Telegraph operators in the northeastern United States reported something really weird on a clear night in September 1859: their equipment was producing sparks, catching fire, and sometimes sending messages without any battery power at all. As far south as Cuba, the aurora borealis could be seen. What had come was a wall of solar plasma, a coronal mass ejection so massive and swift that it caused Earth’s magnetic field to be constricted to the point where every wire connecting towns became an unwanted antenna. The so-called Carrington Event took place over a few days. If it occurred now, the damage would be quantified in failing electricity grids, malfunctioning water treatment systems, and blackouts that would last months over entire continents rather than in melted telegraph lines.
Solar Cycle 25, an approximately eleven-year cycle of growing and declining activity that drives sunspot counts, solar flares, and the coronal mass ejections that silently unnerve grid engineers, is currently at its height. In recent years, the current cycle has been running hotter than expected, resulting in persistent X-class and M-class flares and delivering multiple large CMEs approaching Earth’s magnetosphere. The largest geomagnetic storm in 20 years occurred in May 2024, producing auroras that were visible over most of Europe and North America. While the auroras were stunning to witness, it was unsettling to consider the damage that a slightly greater event might have caused to high-voltage infrastructure.
Since the threat’s dynamics are not apparent, it is worthwhile to comprehend them. Power transmission lines are forced to act like massive antennas when a CME directly hits Earth’s magnetic field, compressing and distorting the magnetosphere. Geomagnetically induced currents, or GICs, are the end result. These currents introduce direct current into systems that are solely intended to use alternating current.
In response to that injected DC, high-voltage transformers—which are already running close to their thermal limits—enter what engineers refer to as half-cycle saturation, consuming reactive power at an accelerated pace and producing heat that they weren’t designed to dissipate. The production and shipping of some of these transformers, which weigh hundreds of tons, takes more than a year. They’re not piling up. Losing multiple at once wouldn’t be a short-term annoyance.
The warning window makes this more difficult to control than most infrastructure issues. The Sun can reach Earth in as short as fourteen hours after a coronal mass ejection, though most require two to three days. Since a southward-pointing magnetic field strikes hardest, the NOAA Space Weather Prediction Center uses data from spacecraft positioned between Earth and the Sun to track these events from the moment they erupt. This allows them to estimate arrival time and, crucially, the magnetic orientation of the incoming plasma.

Before the storm arrives, grid operators can take the most vulnerable transformers down, reduce demand, and transfer loads in advance if they receive that information in a timely manner. That decision-making process, which moves at the speed of the government and utilities, must always function properly.

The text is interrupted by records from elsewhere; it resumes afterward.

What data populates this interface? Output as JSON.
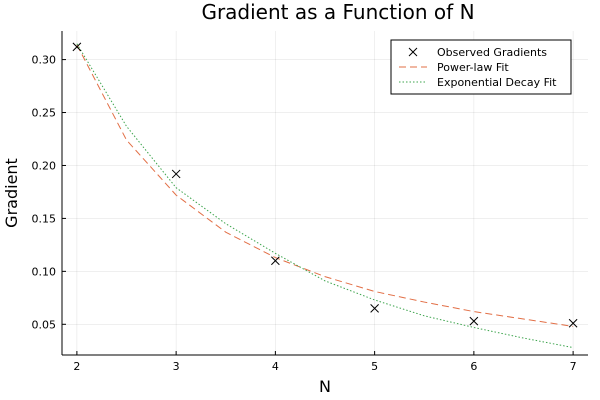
{
  "chart_data": {
    "type": "line",
    "title": "Gradient as a Function of N",
    "xlabel": "N",
    "ylabel": "Gradient",
    "xlim": [
      1.85,
      7.15
    ],
    "ylim": [
      0.021,
      0.327
    ],
    "xticks": [
      2,
      3,
      4,
      5,
      6,
      7
    ],
    "xtick_labels": [
      "2",
      "3",
      "4",
      "5",
      "6",
      "7"
    ],
    "yticks": [
      0.05,
      0.1,
      0.15,
      0.2,
      0.25,
      0.3
    ],
    "ytick_labels": [
      "0.05",
      "0.10",
      "0.15",
      "0.20",
      "0.25",
      "0.30"
    ],
    "grid": true,
    "legend_position": "top-right",
    "series": [
      {
        "name": "Observed Gradients",
        "kind": "scatter",
        "marker": "x",
        "color": "#000000",
        "x": [
          2,
          3,
          4,
          5,
          6,
          7
        ],
        "y": [
          0.312,
          0.192,
          0.11,
          0.065,
          0.053,
          0.051
        ]
      },
      {
        "name": "Power-law Fit",
        "kind": "line",
        "dash": "dashed",
        "color": "#e26f46",
        "x": [
          2.0,
          2.5,
          3.0,
          3.5,
          4.0,
          4.5,
          5.0,
          5.5,
          6.0,
          6.5,
          7.0
        ],
        "y": [
          0.314,
          0.224,
          0.172,
          0.137,
          0.113,
          0.095,
          0.081,
          0.071,
          0.062,
          0.055,
          0.048
        ]
      },
      {
        "name": "Exponential Decay Fit",
        "kind": "line",
        "dash": "dotted",
        "color": "#3da44d",
        "x": [
          2.0,
          2.5,
          3.0,
          3.5,
          4.0,
          4.5,
          5.0,
          5.5,
          6.0,
          6.5,
          7.0
        ],
        "y": [
          0.315,
          0.237,
          0.179,
          0.145,
          0.117,
          0.091,
          0.073,
          0.058,
          0.047,
          0.037,
          0.028
        ]
      }
    ]
  }
}
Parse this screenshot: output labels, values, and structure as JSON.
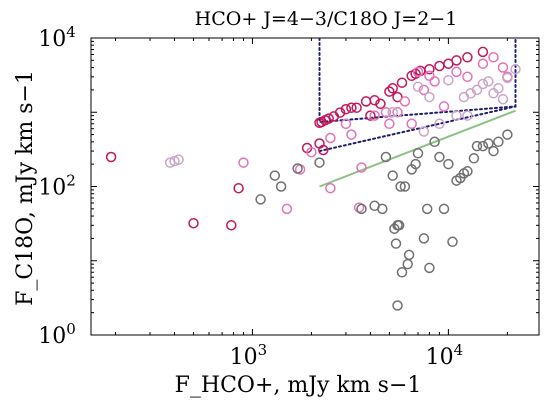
{
  "chart_data": {
    "type": "scatter",
    "title": "HCO+ J=4−3/C18O J=2−1",
    "xlabel": "F_HCO+, mJy km s−1",
    "ylabel": "F_C18O, mJy km s−1",
    "xscale": "log",
    "yscale": "log",
    "xlim": [
      150,
      29000
    ],
    "ylim": [
      1,
      10000
    ],
    "x_ticks": [
      {
        "value": 1000,
        "label": "10",
        "exp": "3"
      },
      {
        "value": 10000,
        "label": "10",
        "exp": "4"
      }
    ],
    "y_ticks": [
      {
        "value": 1,
        "label": "10",
        "exp": "0"
      },
      {
        "value": 100,
        "label": "10",
        "exp": "2"
      },
      {
        "value": 10000,
        "label": "10",
        "exp": "4"
      }
    ],
    "series": [
      {
        "color": "#c2185b",
        "points": [
          [
            190,
            250
          ],
          [
            500,
            32
          ],
          [
            780,
            30
          ],
          [
            850,
            95
          ],
          [
            2200,
            720
          ],
          [
            2250,
            740
          ],
          [
            2350,
            780
          ],
          [
            2450,
            820
          ],
          [
            2600,
            880
          ],
          [
            2800,
            990
          ],
          [
            3000,
            1100
          ],
          [
            3200,
            1150
          ],
          [
            3400,
            1150
          ],
          [
            3800,
            1400
          ],
          [
            4200,
            1450
          ],
          [
            4500,
            1300
          ],
          [
            5000,
            1900
          ],
          [
            5200,
            2100
          ],
          [
            5800,
            2500
          ],
          [
            6500,
            3100
          ],
          [
            6800,
            3300
          ],
          [
            7200,
            3600
          ],
          [
            8000,
            3800
          ],
          [
            9000,
            4200
          ],
          [
            10000,
            4500
          ],
          [
            11000,
            5000
          ],
          [
            12500,
            5500
          ],
          [
            15000,
            6500
          ],
          [
            2300,
            310
          ],
          [
            2200,
            380
          ],
          [
            1900,
            330
          ],
          [
            5500,
            1600
          ],
          [
            4000,
            900
          ]
        ]
      },
      {
        "color": "#e472b8",
        "points": [
          [
            900,
            210
          ],
          [
            1500,
            50
          ],
          [
            1750,
            170
          ],
          [
            2000,
            290
          ],
          [
            2500,
            95
          ],
          [
            3000,
            700
          ],
          [
            3500,
            52
          ],
          [
            3600,
            180
          ],
          [
            4200,
            900
          ],
          [
            4800,
            1000
          ],
          [
            5500,
            1000
          ],
          [
            6500,
            700
          ],
          [
            7500,
            2000
          ],
          [
            8500,
            2600
          ],
          [
            9500,
            1200
          ],
          [
            11000,
            3500
          ],
          [
            12500,
            3000
          ],
          [
            15000,
            4500
          ],
          [
            17000,
            5500
          ],
          [
            19000,
            4000
          ],
          [
            20000,
            3000
          ],
          [
            7000,
            3500
          ],
          [
            8000,
            3100
          ],
          [
            6000,
            1400
          ],
          [
            5000,
            700
          ],
          [
            3200,
            500
          ],
          [
            2500,
            450
          ]
        ]
      },
      {
        "color": "#c9a6c9",
        "points": [
          [
            380,
            210
          ],
          [
            400,
            220
          ],
          [
            420,
            230
          ],
          [
            5200,
            1000
          ],
          [
            7000,
            2200
          ],
          [
            8000,
            1600
          ],
          [
            10000,
            2700
          ],
          [
            11000,
            900
          ],
          [
            12000,
            1600
          ],
          [
            13000,
            1800
          ],
          [
            14000,
            2000
          ],
          [
            15000,
            2400
          ],
          [
            16000,
            2600
          ],
          [
            17000,
            1800
          ],
          [
            18000,
            2100
          ],
          [
            19000,
            1500
          ],
          [
            20000,
            2900
          ],
          [
            22000,
            3800
          ],
          [
            12500,
            900
          ],
          [
            9000,
            700
          ],
          [
            7500,
            550
          ]
        ]
      },
      {
        "color": "#707070",
        "points": [
          [
            1100,
            67
          ],
          [
            1300,
            140
          ],
          [
            1400,
            100
          ],
          [
            1700,
            175
          ],
          [
            2200,
            210
          ],
          [
            3600,
            50
          ],
          [
            4200,
            55
          ],
          [
            4600,
            50
          ],
          [
            4800,
            250
          ],
          [
            5200,
            140
          ],
          [
            5300,
            27
          ],
          [
            5500,
            30
          ],
          [
            5600,
            30
          ],
          [
            5800,
            7
          ],
          [
            5400,
            17
          ],
          [
            5700,
            100
          ],
          [
            6000,
            100
          ],
          [
            6300,
            12
          ],
          [
            6500,
            170
          ],
          [
            6800,
            200
          ],
          [
            7000,
            280
          ],
          [
            7500,
            20
          ],
          [
            7800,
            50
          ],
          [
            8000,
            8
          ],
          [
            8500,
            400
          ],
          [
            9000,
            250
          ],
          [
            9500,
            50
          ],
          [
            10000,
            200
          ],
          [
            10500,
            18
          ],
          [
            11000,
            120
          ],
          [
            11500,
            130
          ],
          [
            12000,
            150
          ],
          [
            12500,
            160
          ],
          [
            13500,
            240
          ],
          [
            14000,
            350
          ],
          [
            15000,
            350
          ],
          [
            16000,
            380
          ],
          [
            17000,
            300
          ],
          [
            18000,
            400
          ],
          [
            20000,
            500
          ],
          [
            5500,
            2.5
          ],
          [
            6200,
            9
          ]
        ]
      }
    ],
    "lines": [
      {
        "color": "#8cc184",
        "style": "solid",
        "points": [
          [
            2200,
            100
          ],
          [
            22000,
            1050
          ]
        ]
      },
      {
        "color": "#1e1e6e",
        "style": "dotted",
        "points": [
          [
            2200,
            10000
          ],
          [
            2200,
            740
          ],
          [
            22000,
            1200
          ],
          [
            22000,
            10000
          ]
        ]
      },
      {
        "color": "#1e1e6e",
        "style": "dotted",
        "points": [
          [
            2200,
            300
          ],
          [
            22000,
            1200
          ]
        ]
      }
    ]
  }
}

It’s difficult to ignore the tension in the public discourse surrounding this risk. Depending on the model, the potential damage from a Carrington-scale event has been estimated to be between several hundred billion and a few trillion dollars. Space weather agencies often publish forecasts, and researchers write lengthy warnings. However, investment in hardening the grid against geomagnetic storms is still uneven in most nations, driven more by decisions made by individual utilities than by any unified national standard. The level of readiness is genuine and has increased. The question of whether it is adequate is a separate and really open one, one that the Sun is subtly pressing as it accelerates toward the apex of its cycle.